When the world poked and prodded at prodigious South African runner Caster Semenya, musing whether she was a he, I assumed feminists would universally come to her aid — not so.
Take Germaine Greer, who advocated sexual liberation in her book The Female Eunuch, yet once opposed the appointment of a transwoman colleague to a fellowship at a women’s college because she used to be male, and named a chapter in one
of her books “Pantomime Dames.”
She wrote this about the gender-ambiguous in the Guardian two weeks ago: “Nowadays we are all likely to meet people who think they are women, have women’s names, and feminine clothes and lots of eyeshadow, who seem to us to be some kind of ghastly parody, though it isn’t polite to say so.”
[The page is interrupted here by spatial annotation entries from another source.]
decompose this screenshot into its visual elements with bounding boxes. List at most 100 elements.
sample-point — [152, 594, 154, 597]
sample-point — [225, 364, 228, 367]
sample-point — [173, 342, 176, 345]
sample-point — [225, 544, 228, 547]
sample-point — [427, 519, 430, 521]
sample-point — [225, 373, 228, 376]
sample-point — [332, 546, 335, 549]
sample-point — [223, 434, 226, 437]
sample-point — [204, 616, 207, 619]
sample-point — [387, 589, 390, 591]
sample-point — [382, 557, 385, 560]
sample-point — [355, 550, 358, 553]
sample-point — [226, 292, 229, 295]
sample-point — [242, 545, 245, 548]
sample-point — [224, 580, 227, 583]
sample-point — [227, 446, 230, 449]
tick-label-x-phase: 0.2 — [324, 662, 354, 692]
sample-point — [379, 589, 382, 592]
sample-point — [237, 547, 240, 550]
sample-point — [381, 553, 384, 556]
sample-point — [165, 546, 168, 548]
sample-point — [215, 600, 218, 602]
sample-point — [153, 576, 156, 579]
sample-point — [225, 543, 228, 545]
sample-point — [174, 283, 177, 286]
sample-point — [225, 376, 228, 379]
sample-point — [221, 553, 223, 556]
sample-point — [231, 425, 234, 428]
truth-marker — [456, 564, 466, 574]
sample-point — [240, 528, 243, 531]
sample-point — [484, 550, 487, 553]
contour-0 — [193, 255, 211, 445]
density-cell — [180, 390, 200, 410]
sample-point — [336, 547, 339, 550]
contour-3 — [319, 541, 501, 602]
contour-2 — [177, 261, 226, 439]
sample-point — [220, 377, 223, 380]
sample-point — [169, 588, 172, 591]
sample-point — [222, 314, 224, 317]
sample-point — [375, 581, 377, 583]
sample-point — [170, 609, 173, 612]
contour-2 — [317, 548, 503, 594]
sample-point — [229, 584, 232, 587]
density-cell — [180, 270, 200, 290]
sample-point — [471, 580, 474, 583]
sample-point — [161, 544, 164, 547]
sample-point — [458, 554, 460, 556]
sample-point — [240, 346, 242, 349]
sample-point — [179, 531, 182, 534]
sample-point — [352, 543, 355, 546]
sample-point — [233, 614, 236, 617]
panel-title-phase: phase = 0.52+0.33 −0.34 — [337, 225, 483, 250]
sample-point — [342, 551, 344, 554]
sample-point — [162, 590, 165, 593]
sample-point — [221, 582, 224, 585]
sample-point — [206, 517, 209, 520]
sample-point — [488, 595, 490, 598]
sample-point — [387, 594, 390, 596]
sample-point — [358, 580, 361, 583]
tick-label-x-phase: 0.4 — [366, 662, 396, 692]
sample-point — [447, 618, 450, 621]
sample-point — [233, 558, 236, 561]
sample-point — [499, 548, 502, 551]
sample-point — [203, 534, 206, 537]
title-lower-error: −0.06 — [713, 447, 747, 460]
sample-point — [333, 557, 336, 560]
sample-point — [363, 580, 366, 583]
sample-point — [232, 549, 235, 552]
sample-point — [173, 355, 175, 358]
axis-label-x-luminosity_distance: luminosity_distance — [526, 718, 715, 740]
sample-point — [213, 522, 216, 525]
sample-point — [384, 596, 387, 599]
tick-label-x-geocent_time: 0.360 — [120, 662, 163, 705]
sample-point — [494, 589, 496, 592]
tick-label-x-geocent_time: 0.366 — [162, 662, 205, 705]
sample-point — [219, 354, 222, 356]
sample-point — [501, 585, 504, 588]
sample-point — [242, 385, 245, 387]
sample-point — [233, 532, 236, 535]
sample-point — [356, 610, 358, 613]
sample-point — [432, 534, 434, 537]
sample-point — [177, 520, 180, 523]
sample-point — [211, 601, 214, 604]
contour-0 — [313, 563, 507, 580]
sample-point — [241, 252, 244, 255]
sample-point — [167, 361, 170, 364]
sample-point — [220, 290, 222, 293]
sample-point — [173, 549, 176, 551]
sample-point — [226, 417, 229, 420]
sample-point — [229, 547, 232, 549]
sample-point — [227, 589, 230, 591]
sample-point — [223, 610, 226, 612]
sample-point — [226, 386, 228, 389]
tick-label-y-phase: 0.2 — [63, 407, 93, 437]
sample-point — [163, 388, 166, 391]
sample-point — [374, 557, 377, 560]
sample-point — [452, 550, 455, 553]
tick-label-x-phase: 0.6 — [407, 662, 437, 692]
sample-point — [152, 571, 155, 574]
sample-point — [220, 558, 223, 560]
Funny … as a biological female I often feel like a ghastly parody — my curves not globular enough; too much makeup or not enough. Men, women and in-between all fear they don’t resemble their idealized images.
Woe be to the individuals whom genetic roulette places on the middle of a continuous spectrum somewhere between male and female. We’ve learned to tolerate most every kind of change in stride (politics, religion, lifestyles), but not gender-bending.
The historical outcome of gender testing, before it was discontinued in 1999, was mostly a bunch of identity crises when female athletes learned they had chromosomal disorders. Most recently, India’s Santhi Soundarajan was stripped of her Asian Games silver medal in 2006 after she was found to have androgen insensitivity syndrome, in which a genetic male appears female because the body is resistant to male hormones.
Poor girls. Never mind the garbage that passed as evidence of maleness in the media (Semenya dislikes dresses, dolls and romantic movies, her friends and relatives say) — merely being athletically competitive is a transgressive act that thrusts women into a man’s world. If anyone should have understood, it was Semenya’s colleagues, but they, too, turned against her.
“These kinds of people should not run with us. For me, she’s not a woman. She’s a man,” accused Italian Elisa Piccione, who finished sixth to Semenya.
Luckily for Semenya, her urine test results showed high but acceptable testosterone levels.
Soundarajan, shamed into giving up a promising career, told Time magazine the experience left her “physically and mentally broken.” She had advice for Semenya, too: “A gender test cannot take away from you who you are.”